From an operational standpoint, INTERPOL is enhancing international cooperation with its recently launched Silver Notice. This tool is designed to improve the speed and effectiveness of targeting criminal assets, and currently, 51 countries in the pilot program have indicated they will use it to request information on assets globally. INTERPOL Acting Executive Director of Police Services Cyril Gout stated that illicit finance is not merely one threat but the “enabler of them all,” explaining INTERPOL’s focus on developing innovative tools for international law enforcement cooperation against illicit financial flows. He proudly noted INTERPOL serves as “a bridge between international commitments and national action”.
The three leaders highlighted recent collaborative work focused on developing practical tools for practitioners to significantly improve their capability to work across jurisdictional lines. As FATF President Elisa de Anda Madrazo pointed out, “Criminals do not confine themselves within national borders, so we need to ensure that our borders do not provide opportunities for criminals to hide money and frustrate our pursuit of them”.
Later this year, the three organizations, in collaboration with the Egmont Group of Financial Intelligence Units, plan to release practical guidance for practitioners on key avenues of international collaboration.
The leaders also stressed the strengthening of FATF’s international standards on anti-money laundering and terrorism financing. They called for accelerated progress in cross-border cooperation and capacity building ahead of the UN 2026 Crime Congress. Hosted by the United Arab Emirates, the 15th UN Crime Congress in Abu Dhabi, scheduled for 25 – 30 April 2026, will provide Member States a crucial opportunity to address these difficult issues and commit to scalable, innovative responses to financial crime.
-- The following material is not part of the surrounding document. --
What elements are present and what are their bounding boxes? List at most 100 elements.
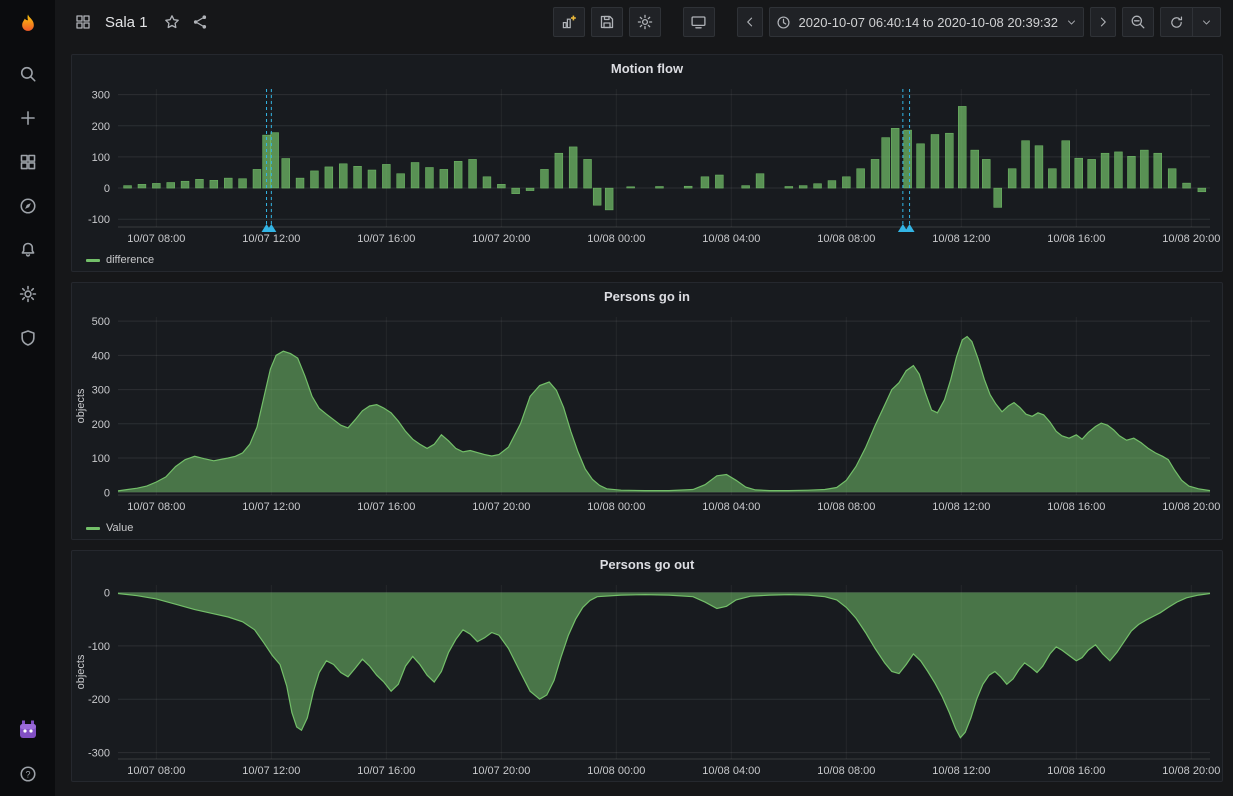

Positive developments include Member States increasingly working with the private sector and civil society on joint approaches. The acceleration of operational work through public-private partnerships and task forces was also welcomed. High-level participants at the Vienna event specifically discussed critical steps for Member States, including capacity building, effective implementation of the risk-based approach, public-private partnerships, and innovating through new technologies.